2009年5月9日土曜日

夫婦喧嘩の風景1

   
我が家も世間並みによく夫婦喧嘩をする。
といっても口論だけで、しかも結末は大概私が謝るかそれとも自然に元に戻るか、である。
妻のほうから謝る、という事はこれまでも決してなかったし、これからもたぶんないと思う。

妻の言い分は簡単だ。
「悪くもないのに謝る必要はない」
だが、喧嘩は互いに自分が正しいと思っているから喧嘩になるのだ。
そんな事を言っていたら仲直りなんてできるわけがない。

かつていつも私が謝ってばかりだから、こちらが謝らなかったらどうなるか試してみたことがある。
一週間くらいお互い口を利かなかったが、必要最小限の会話というのは出てくるもので、そうこうしているうちに大概私が意地を張るのがバカらしくなってしまい、自然に元に戻るのであった。
妻は「ごめんね」とはとうとう言わなかった。
意思が強いというのか、頑固というのか、その一貫したスタイルは立派である。

そもそも謝るという行為は、自分が悪かったと認める事ではあるが、主張が間違っていたと認める事とイコールではない。少なくとも喧嘩した時は、たとえ自分の意見は間違っていないと思っても相手との関係を修復するためには必要な行為なのだ。
あえて言うなら、「喧嘩という結果を招いてごめんなさい」となるだろう。
私はそう考えているので謝る事自体に抵抗はない。

だが、そんなことを例え妻に言っても馬耳東風だから、最近では妻の謝罪などはすっかり諦めている。「ごめんなさい」などとしおらしく言われたら、と憧れにも似た気持ちを抱き続けているが、どうやらそんな夢は間違っても実現しそうにない。「いくつになっても夢を持て」とはよく言われるが、儚い夢はかえって体によくないと反論したくなる。

妻に言えない分は子供に言う。
「友達と喧嘩しちゃだめだよ」などと言ったって、大人でさえ喧嘩するのだからそんなのは現実的じゃない。だから、「友達と喧嘩するのは仕方ないけど、喧嘩しちゃった時は自分からごめんねって言うんだよ」と教えている。「『ごめんね』って謝る事は、悪い事をしたからという意味じゃなくて、『喧嘩してごめんね』っていう意味だよ、だから悪くなくても仲直りするために謝るんだよ」と教えている。
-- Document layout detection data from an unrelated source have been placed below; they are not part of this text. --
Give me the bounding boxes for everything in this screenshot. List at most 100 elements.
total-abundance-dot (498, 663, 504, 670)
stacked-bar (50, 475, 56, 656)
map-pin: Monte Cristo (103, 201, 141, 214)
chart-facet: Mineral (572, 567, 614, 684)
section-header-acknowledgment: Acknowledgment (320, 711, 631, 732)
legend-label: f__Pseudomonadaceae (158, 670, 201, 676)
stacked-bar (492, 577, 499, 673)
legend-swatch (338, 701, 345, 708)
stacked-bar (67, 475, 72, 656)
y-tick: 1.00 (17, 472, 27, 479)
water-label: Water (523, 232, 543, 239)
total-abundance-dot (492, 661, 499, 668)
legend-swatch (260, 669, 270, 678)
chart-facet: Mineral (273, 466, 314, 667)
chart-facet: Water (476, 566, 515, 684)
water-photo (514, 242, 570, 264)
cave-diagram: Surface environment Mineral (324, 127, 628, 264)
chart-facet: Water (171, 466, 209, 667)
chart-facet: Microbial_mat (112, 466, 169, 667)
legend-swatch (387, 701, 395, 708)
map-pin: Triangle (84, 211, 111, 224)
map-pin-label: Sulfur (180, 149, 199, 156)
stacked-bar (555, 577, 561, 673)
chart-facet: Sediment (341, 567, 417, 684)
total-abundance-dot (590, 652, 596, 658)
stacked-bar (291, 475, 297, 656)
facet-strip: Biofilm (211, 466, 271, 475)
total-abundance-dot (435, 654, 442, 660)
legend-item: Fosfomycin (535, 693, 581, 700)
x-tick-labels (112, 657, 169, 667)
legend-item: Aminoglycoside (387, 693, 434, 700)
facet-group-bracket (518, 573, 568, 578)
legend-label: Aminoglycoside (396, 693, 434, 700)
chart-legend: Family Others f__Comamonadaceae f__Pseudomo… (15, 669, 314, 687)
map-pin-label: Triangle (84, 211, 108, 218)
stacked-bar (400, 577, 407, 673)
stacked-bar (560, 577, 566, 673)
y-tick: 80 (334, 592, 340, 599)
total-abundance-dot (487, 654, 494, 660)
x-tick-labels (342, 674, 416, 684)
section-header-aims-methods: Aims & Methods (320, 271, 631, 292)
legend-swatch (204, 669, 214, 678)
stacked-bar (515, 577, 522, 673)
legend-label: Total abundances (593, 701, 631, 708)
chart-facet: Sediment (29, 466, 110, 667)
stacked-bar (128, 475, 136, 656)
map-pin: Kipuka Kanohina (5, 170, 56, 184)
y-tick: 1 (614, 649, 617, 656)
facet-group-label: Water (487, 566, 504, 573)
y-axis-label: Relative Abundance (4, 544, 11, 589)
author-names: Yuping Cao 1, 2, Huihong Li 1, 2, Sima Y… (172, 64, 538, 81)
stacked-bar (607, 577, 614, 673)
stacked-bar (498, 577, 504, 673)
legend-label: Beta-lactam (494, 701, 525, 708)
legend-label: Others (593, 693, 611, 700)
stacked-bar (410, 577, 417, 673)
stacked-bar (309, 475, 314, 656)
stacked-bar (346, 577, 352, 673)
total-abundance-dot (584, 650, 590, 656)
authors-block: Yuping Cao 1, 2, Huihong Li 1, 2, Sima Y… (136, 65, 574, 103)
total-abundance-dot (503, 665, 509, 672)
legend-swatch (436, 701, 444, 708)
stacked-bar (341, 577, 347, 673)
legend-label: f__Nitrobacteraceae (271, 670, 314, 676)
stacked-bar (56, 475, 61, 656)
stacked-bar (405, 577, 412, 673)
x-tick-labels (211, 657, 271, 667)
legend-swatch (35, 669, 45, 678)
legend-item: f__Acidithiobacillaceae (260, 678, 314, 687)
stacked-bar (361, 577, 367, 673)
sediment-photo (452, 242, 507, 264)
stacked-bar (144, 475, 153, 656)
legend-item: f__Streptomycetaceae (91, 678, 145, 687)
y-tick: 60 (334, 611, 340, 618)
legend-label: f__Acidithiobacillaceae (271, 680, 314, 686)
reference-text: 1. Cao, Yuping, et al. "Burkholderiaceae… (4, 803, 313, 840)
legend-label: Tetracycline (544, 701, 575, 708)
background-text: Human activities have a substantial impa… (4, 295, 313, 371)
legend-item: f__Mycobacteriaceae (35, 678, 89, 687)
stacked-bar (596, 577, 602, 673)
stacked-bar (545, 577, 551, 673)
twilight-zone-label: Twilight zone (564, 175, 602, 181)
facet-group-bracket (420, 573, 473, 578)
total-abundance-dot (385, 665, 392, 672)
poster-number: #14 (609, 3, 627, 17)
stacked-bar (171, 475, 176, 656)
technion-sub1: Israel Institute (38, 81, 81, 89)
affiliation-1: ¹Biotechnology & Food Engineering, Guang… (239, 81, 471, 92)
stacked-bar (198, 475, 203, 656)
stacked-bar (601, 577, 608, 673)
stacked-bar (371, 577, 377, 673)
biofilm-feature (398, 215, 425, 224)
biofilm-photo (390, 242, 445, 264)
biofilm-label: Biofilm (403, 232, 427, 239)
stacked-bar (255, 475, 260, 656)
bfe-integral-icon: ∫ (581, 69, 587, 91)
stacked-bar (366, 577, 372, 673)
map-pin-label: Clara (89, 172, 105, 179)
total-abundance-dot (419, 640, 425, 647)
妻の聞いている前でわざとらしく言ったりするが、どうやら自分にも当てはまると思うほど感受性は高くないらしい。幸い子供は私の教えを守ってくれているようである。
よく「今日友達と喧嘩しちゃった」と報告してくれるが、そのあとどうしたか聞くと、「ごめんねって言って仲直りした」と答えてくれる。今のところはとっても素直だ。
そしてそれが救いである。

儚い夢は夢のまま終わるとも、その夢が我が子の中でしっかりと芽吹き、やがては大きな花となっていつか誰かに幸をもたらす・・・
そう考えれば我が無念も無念足りえず、反面教師も反面教師ゆえに存在意義はある。